Oxford 3 – 0 St Mary's A COMMANDING performance saw the Oxford Women’s Hockey team continue their glistening run of form, in the dark surroundings of Iffley Road. 
Having begun the BUSA season impressively, the Blues were eager to assert their dominance over a struggling St. Mary’s team, who had no points to their name coming into the game. The home side put pressure on their opponents immediately, forcing early errors from the St. Mary’s back four. Beth Wild was the first to make inroads, linking up with her team mate on the right hand side, before failing to get on to the end of an over-weighted through-ball. This began a frustrating period for the Oxford girls, who were unable to translate dominance into early goals. Despite a profusion of carefully rehearsed short corners, the Blues struggled to beat the resilient St. Mary’s keeper, who pulled off impressive saves to deny first Ravenscroft, and then Cook.
At the back, the Blues were well organised and communicative, despite struggling to contain their opposing captain, Lee. The midfielder demanded close attention from the Oxford players, who found it hard to cope with her physicality at times. In the 30th minute, she came close to putting her side ahead, having muscled her way in to the Blues’ area only to be denied by a good tackle from central defence.
Shortly afterwards, Oxford deservedly went ahead via Beth Wild, whose athletic run allowed her to beat her marker and nestle the ball into the corner of the goal. After this breakthrough, Oxford played more freely, penetrating the St. Mary’s defence with consummate ease, despite failing to add to their tally before half time.   
After the break, Oxford seized momentum again, causing problems for St. Mary’s on both flanks. Straight away, Ravenscroft was unfortunate not to get on the end of a forceful cross from the right, whilst Wild also came close to increasing her tally. At the other end, St. Mary’s were beginning to compete and the home side were fortunate to see Patterson’s deflection sail over the bar from a short corner.   

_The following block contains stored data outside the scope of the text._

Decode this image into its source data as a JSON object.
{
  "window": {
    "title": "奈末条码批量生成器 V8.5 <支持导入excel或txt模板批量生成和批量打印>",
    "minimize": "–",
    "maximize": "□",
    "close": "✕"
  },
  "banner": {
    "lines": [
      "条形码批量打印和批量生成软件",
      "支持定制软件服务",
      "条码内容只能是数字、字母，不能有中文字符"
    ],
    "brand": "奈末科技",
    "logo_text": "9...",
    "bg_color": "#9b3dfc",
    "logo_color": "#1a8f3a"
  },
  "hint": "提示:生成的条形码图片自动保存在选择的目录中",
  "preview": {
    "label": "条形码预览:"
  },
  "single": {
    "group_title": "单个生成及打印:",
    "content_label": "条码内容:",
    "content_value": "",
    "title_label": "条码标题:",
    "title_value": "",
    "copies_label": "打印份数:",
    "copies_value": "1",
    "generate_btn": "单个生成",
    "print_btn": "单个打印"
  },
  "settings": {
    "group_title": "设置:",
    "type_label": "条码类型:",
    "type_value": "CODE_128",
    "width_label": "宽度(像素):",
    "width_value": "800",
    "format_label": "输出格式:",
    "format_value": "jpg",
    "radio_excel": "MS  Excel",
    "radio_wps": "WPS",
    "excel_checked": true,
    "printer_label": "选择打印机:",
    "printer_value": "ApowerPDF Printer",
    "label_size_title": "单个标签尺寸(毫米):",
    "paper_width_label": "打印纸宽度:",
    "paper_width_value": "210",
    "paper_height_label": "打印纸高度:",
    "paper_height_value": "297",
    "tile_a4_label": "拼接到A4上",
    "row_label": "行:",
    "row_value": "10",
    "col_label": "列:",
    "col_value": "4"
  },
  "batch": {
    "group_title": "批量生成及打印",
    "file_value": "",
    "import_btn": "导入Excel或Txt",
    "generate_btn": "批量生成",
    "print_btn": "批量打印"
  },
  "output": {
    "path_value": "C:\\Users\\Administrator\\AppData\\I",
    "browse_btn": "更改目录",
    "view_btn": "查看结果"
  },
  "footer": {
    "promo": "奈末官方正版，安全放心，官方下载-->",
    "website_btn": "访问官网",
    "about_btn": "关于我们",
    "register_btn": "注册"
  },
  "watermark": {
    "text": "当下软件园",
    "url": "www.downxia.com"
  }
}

From the touchline, the Oxford coach referred to his players as ‘guys’, making no allowance for laziness or technical deficiencies. He displayed his demand for professionalism when he cursed a rare mistake by Sumpter in defence. St. Mary’s failed to capitalise on this uncharacteristic error, allowing the Blues to dispatch the dangerous loose ball to safety. Shortly afterwards, Alice Cooke increased Oxford’s lead, displaying impressive dribbling skills before tapping the ball past the St. Mary’s keeper to make it 2-0.
Surprisingly, it was the match officials that provided the most controversial dimension to a game that was hard-fought throughout. Both sides were bemused by the referee’s judgement when he awarded a number of dubious short corners, particularly as he was often behind the run of play. Whilst these mistakes might have balanced out over the game, Oxford were more capable of exploiting them; the assistant’s questionable decision to award the Blues a short corner allowed the home side to put the game beyond doubt at 3-0.  By this stage, there was little anger from the St. Mary’s bench, who had resigned themselves to the fact that they were fighting a losing cause against superior opposition.